Cruise: Adelaide's Port River

Port Adelaide, circa 1846
Mark Twain famously said "Never let the truth stand in the way of a good story,” and map makers seem to have adopted this credo with “Never let geography stand in the way of a good map.”

Creative cartographers have adorned South Australia with rivers galore, despite the fact that decent rivers are actually in short supply. The notable exception is the River Murray which meanders through the state, although in fairness it originates 2,500 km (1,600 miles) away. Most rivers in SA are either short little coastal affairs, or outback waterways which are part-time rivers, flowing only in wet years. Others, such as “American River,” are not even rivers at all, but inlets to tidal lagoons!

Adelaide’s “Port River” is another misnomer. Geographically speaking, it is not a separate river but merely one branch of the estuary of the River Torrens. At least it was once upon a time. Sadly, the River Torrens estuary has long since been diverted in the name of progress by various flood mitigation schemes and no longer flows into the Port River. Instead the Port River now connects to the artificial West Lakes which in turn connects to Gulf St Vincent, forming a giant circulating loop.

Originally named the “Port Creek,” it was officially discovered by Europeans in 1834 by Captain John Jones, just 2 years before South Australia was founded. It was a barely navigable shallow, narrow tidal creek winding between mangrove swamps. Nevertheless the fledgling colony desperately needed a port and this “river” was the best on offer. The first port was situated as far south as was navigable, at Old Port Reach, the goal being to minimize the road distance to Adelaide. Conditions were so poor though that it was known as Port Misery.

In 1837 a harbour was official declared and Captain Thomas Lipson took up residence as Harbour Master with the first migrants landing in the same year. Three years later conditions finally improved when the port relocated a couple of miles and a proper wharf was built here.

Eventually the port was considered too shallow for the largest ocean going ships so in 1908 yet another port was constructed, this time near the entrance at Outer Harbor. Smaller vessels continued to use the original port facilities though, and still do today. Cruise ships now dock only at Outer Harbour.
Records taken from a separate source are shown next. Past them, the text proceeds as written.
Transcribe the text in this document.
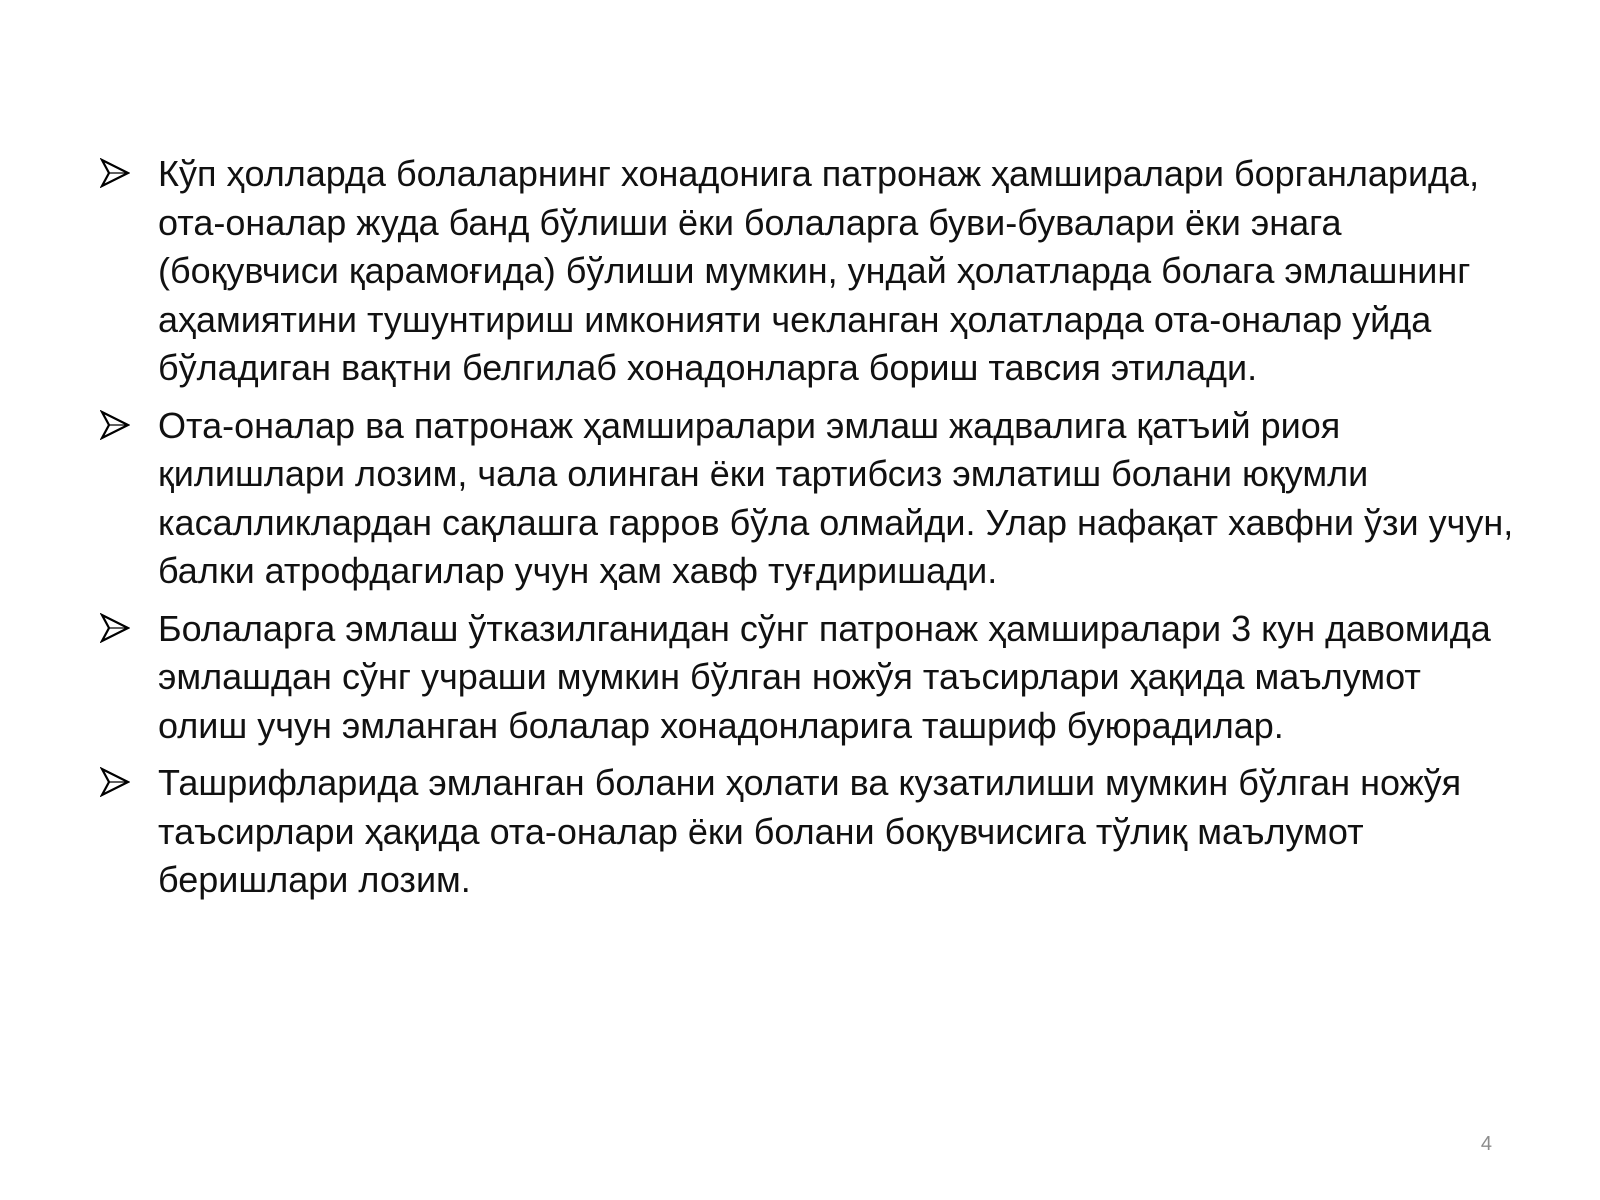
Кўп ҳолларда болаларнинг хонадонига патронаж ҳамширалари борганларида, ота-оналар жуда банд бўлиши ёки болаларга буви-бувалари ёки энага (боқувчиси қарамоғида) бўлиши мумкин, ундай ҳолатларда болага эмлашнинг аҳамиятини тушунтириш имконияти чекланган ҳолатларда ота-оналар уйда бўладиган вақтни белгилаб хонадонларга бориш тавсия этилади.
Ота-оналар ва патронаж ҳамширалари эмлаш жадвалига қатъий риоя қилишлари лозим, чала олинган ёки тартибсиз эмлатиш болани юқумли касалликлардан сақлашга гарров бўла олмайди. Улар нафақат хавфни ўзи учун, балки атрофдагилар учун ҳам хавф туғдиришади.
Болаларга эмлаш ўтказилганидан сўнг патронаж ҳамширалари 3 кун давомида эмлашдан сўнг учраши мумкин бўлган ножўя таъсирлари ҳақида маълумот олиш учун эмланган болалар хонадонларига ташриф буюрадилар.
Ташрифларида эмланган болани ҳолати ва кузатилиши мумкин бўлган ножўя таъсирлари ҳақида ота-оналар ёки болани боқувчисига тўлиқ маълумот беришлари лозим.
4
The Port River is the traditional home of sailing in South Australia and boasts a number of sailing clubs, such as the Port Adelaide Sailing Club (PASC), established in 1897, the Port River Sailing Club (PRSC) and the South Australian Yacht Club (SAYC), established in 1869, which subsequently became the Royal South Australian Yacht Squadron (RSAYS) and later relocated to Outer Harbour.

To be clear, the River is not particularly scenic, but most people seem enjoy the hustle bustle of visiting an active port and what better way than from the water? Today the landscape is very industrial with everything from power stations to cement factories and grain loaders to a high-tech submarine facility. 

Amazingly, the waters are clean enough to host a large bottlenose dolphin population which has been helped by the creation of the Adelaide Dolphin Sanctuary in 2005. More than 300 dolphins are regular visitors to the Port River, which is the only place in the world where wild dolphins live within a city.
Then there is the “Ships Graveyard” on the North Arm which has 25 identified shipwrecks, the remains of the iron and wooden ships that were abandoned between 1909 and 1945. Apart from delighting canoeists and kayakers, birds love to roost in the hulks.

Another attraction is the Torrens Island Market, a fruit, veggie and fish market operating every Sunday, where fresh fish can be bought direct from fishing boats. Have I mentioned how tasty South Australian seafood is?

I’ve only overnighted in the Port River once, and that was by mistake. Two years ago I planned to take my parents on a short cruise of the River. It turned out to be a very short cruise since I ran aground within 20 minutes of leaving the marina. If I chose to overnight in the Port River I would do it here instead, just north of the old Quarantine Station jetty on the western side of Torrens Island.
Facing east towards Quarantine Station on Torrens Island.
Be advised that cargo ships often hurtle along faster than the 7 knot speed limit in order to maintain steerage, so keep a good lookout. Once as I was cruising down the river on one engine at a respectable 6 knots when I noticed a big freighter bearing down on me at 8 knots. High time to fire up both engines and skedaddle!